In 2020, Bloomberg called BlackRock “the fourth branch of government,” said Nevradakis.

He added:

“There’s this very strange cross-ownership where Vanguard is the biggest shareholder in BlackRock and BlackRock is the biggest shareholder in Vanguard … regardless of how some people may try to spin it, it’s obvious that these two companies are closely linked and their fortunes are closely linked.”

The two firms own many major and influential U.S. companies, including American Express, T-Mobile, Twitter and Disney, as well as Big Food and Big Pharma interests.

Nevradakis and Kennedy discussed the connection between BlackRock or Vanguard ownership and vaccine passports.

“[BlackRock and Vanguard] own companies that are at the speartip of pushing for vaccine passports, and also that stand to profit greatly from making and controlling and orchestrating the vaccine passports,” said Kennedy.

In his article, Nevradakis listed major U.S. employers that, as of Feb. 16, mandated COVID vaccines for their employers, and quantified these companies’ relationships with BlackRock and/or Vanguard.

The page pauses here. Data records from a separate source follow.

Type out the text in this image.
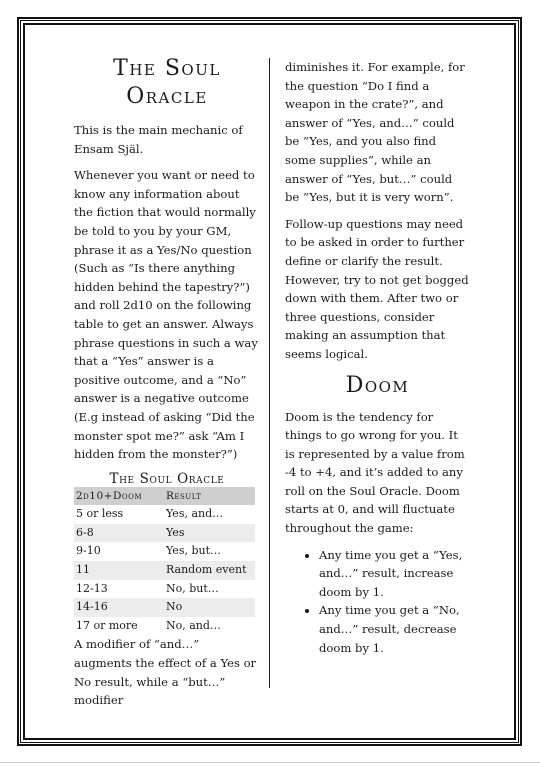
The Soul
Oracle

This is the main mechanic of Ensam Själ.

Whenever you want or need to know any information about the fiction that would normally be told to you by your GM, phrase it as a Yes/No question (Such as “Is there anything hidden behind the tapestry?”) and roll 2d10 on the following table to get an answer. Always phrase questions in such a way that a “Yes” answer is a positive outcome, and a “No” answer is a negative outcome (E.g instead of asking “Did the monster spot me?” ask “Am I hidden from the monster?”)

The Soul Oracle
2d10+Doom	Result
5 or less	Yes, and…
6-8	Yes
9-10	Yes, but…
11	Random event
12-13	No, but…
14-16	No
17 or more	No, and…

A modifier of “and…” augments the effect of a Yes or No result, while a “but…” modifier

diminishes it. For example, for the question “Do I find a weapon in the crate?”, and answer of “Yes, and…” could be “Yes, and you also find some supplies”, while an answer of “Yes, but…” could be “Yes, but it is very worn”.

Follow-up questions may need to be asked in order to further define or clarify the result. However, try to not get bogged down with them. After two or three questions, consider making an assumption that seems logical.

Doom

Doom is the tendency for things to go wrong for you. It is represented by a value from -4 to +4, and it’s added to any roll on the Soul Oracle. Doom starts at 0, and will fluctuate throughout the game:

• Any time you get a “Yes, and…” result, increase doom by 1.
• Any time you get a “No, and…” result, decrease doom by 1.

Most of these companies are owned in large part by one or both of the firms. They include pharmaceutical company Abbvie, grocery store Albertsons, health insurer Anthem, Chevron, Delta Airlines and Cigna, among many others.

The “sinister aspect” of these revelations is the idea that competitive capitalism may be an illusion in the U.S., Kennedy pointed out.

Nevradakis agreed. He said:

“The original idea in theory behind [capitalism] is that of competition. And I think that we’re not seeing that in reality. We have very, very large companies, and those large companies are owned by even larger asset management companies. And then … the two largest ones of all also happen to own each other. So I don’t think there’s any way that that could be spun as a competitive situation.”